When asked about his particular affinity for administrative roles in the university, Cox answered: “Administrative positions enable one to make it possible for the faculty to do their amazing work. This might have been clearest when I ran CHA which sought funding for faculty and worked to build an intellectual community at CU.”
It is undeniable that Cox made impressive strides in his time in Faculty Affairs, where he had responsibility for the entire faculty of the campus. He handled a variety of matters from personnel processes from hiring to retirement to being in charge of the academic program review. He oversaw several faculty development programs. He was even involved in a number of major initiatives across campus, including creating CMCI – the first new college at CU in 50 years – and Academic Futures.

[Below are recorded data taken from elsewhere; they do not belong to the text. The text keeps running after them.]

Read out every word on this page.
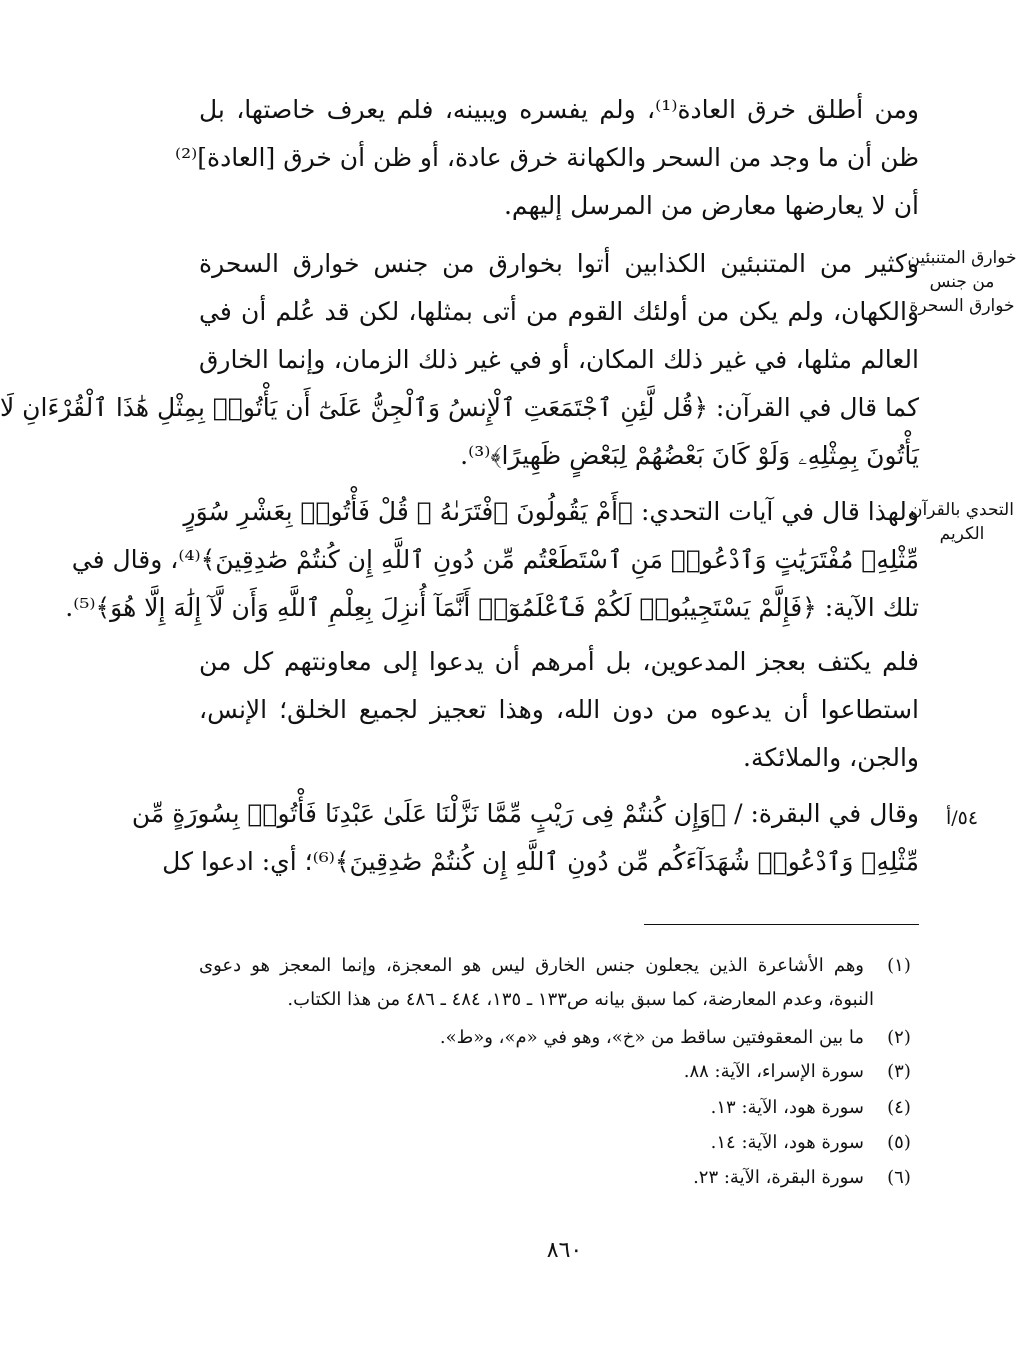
ومن أطلق خرق العادة⁽¹⁾، ولم يفسره ويبينه، فلم يعرف خاصتها، بل
ظن أن ما وجد من السحر والكهانة خرق عادة، أو ظن أن خرق [العادة]⁽²⁾
أن لا يعارضها معارض من المرسل إليهم.
وكثير من المتنبئين الكذابين أتوا بخوارق من جنس خوارق السحرة
والكهان، ولم يكن من أولئك القوم من أتى بمثلها، لكن قد عُلم أن في
العالم مثلها، في غير ذلك المكان، أو في غير ذلك الزمان، وإنما الخارق
كما قال في القرآن: ﴿قُل لَّئِنِ ٱجْتَمَعَتِ ٱلْإِنسُ وَٱلْجِنُّ عَلَىٰٓ أَن يَأْتُوا۟ بِمِثْلِ هَٰذَا ٱلْقُرْءَانِ لَا
يَأْتُونَ بِمِثْلِهِۦ وَلَوْ كَانَ بَعْضُهُمْ لِبَعْضٍ ظَهِيرًا﴾⁽³⁾.
ولهذا قال في آيات التحدي: ﴿أَمْ يَقُولُونَ ٱفْتَرَىٰهُ ۖ قُلْ فَأْتُوا۟ بِعَشْرِ سُوَرٍ
مِّثْلِهِۦ مُفْتَرَيَٰتٍ وَٱدْعُوا۟ مَنِ ٱسْتَطَعْتُم مِّن دُونِ ٱللَّهِ إِن كُنتُمْ صَٰدِقِينَ﴾⁽⁴⁾، وقال في
تلك الآية: ﴿فَإِلَّمْ يَسْتَجِيبُوا۟ لَكُمْ فَٱعْلَمُوٓا۟ أَنَّمَآ أُنزِلَ بِعِلْمِ ٱللَّهِ وَأَن لَّآ إِلَٰهَ إِلَّا هُوَ﴾⁽⁵⁾.
فلم يكتف بعجز المدعوين، بل أمرهم أن يدعوا إلى معاونتهم كل من
استطاعوا أن يدعوه من دون الله، وهذا تعجيز لجميع الخلق؛ الإنس،
والجن، والملائكة.
وقال في البقرة: / ﴿وَإِن كُنتُمْ فِى رَيْبٍ مِّمَّا نَزَّلْنَا عَلَىٰ عَبْدِنَا فَأْتُوا۟ بِسُورَةٍ مِّن
مِّثْلِهِۦ وَٱدْعُوا۟ شُهَدَآءَكُم مِّن دُونِ ٱللَّهِ إِن كُنتُمْ صَٰدِقِينَ﴾⁽⁶⁾؛ أي: ادعوا كل
خوارق المتنبئين من جنس خوارق السحرة
التحدي بالقرآن الكريم
٥٤/أ
(١)
وهم الأشاعرة الذين يجعلون جنس الخارق ليس هو المعجزة، وإنما المعجز هو دعوى
النبوة، وعدم المعارضة، كما سبق بيانه ص١٣٣ ـ ١٣٥، ٤٨٤ ـ ٤٨٦ من هذا الكتاب.
(٢)
ما بين المعقوفتين ساقط من «خ»، وهو في «م»، و«ط».
(٣)
سورة الإسراء، الآية: ٨٨.
(٤)
سورة هود، الآية: ١٣.
(٥)
سورة هود، الآية: ١٤.
(٦)
سورة البقرة، الآية: ٢٣.
٨٦٠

As of the start of the spring 2020 semester, Jeff transitioned to teaching full-time within the English Department.
“I don’t really believe that administrators should stay in a single position longer than 8 years or so. For a variety of reasons, I stayed on (in Faculty Affairs) for 14, but I had always planned on returning to full-time teaching.” He continued: “I taught throughout my time in Faculty Affairs but only at the graduate level. I wanted to return to one of the core activities of being a professor, professing, in my case, literature to our undergraduates. I’m not sure how much longer I will continue to work, and I wanted to make sure I ended my career pursuing the core mission of the faculty—teaching and scholarship.”
Cox attributes much of his excitement for this semester to teaching undergraduates Modern Drama for the first time, especially because he has only taught graduate students in his time at CU Boulder, despite having taught thousands of undergraduates when he worked at Texas A & M before taking the position as Director of the CHA in Boulder.
While the return to teaching means a shift in duties and responsibilities, Jeff was not hesitant to point out the similarities between administrative roles and teaching. “In both, you need to listen to people. You need to know how to synthesize what other people are saying and help them to say it better. I have run hundreds and hundreds of meetings, and a good meeting is basically like a good class—it’s headed in a clear direction but is open to the ideas and opinions of everyone in the room.”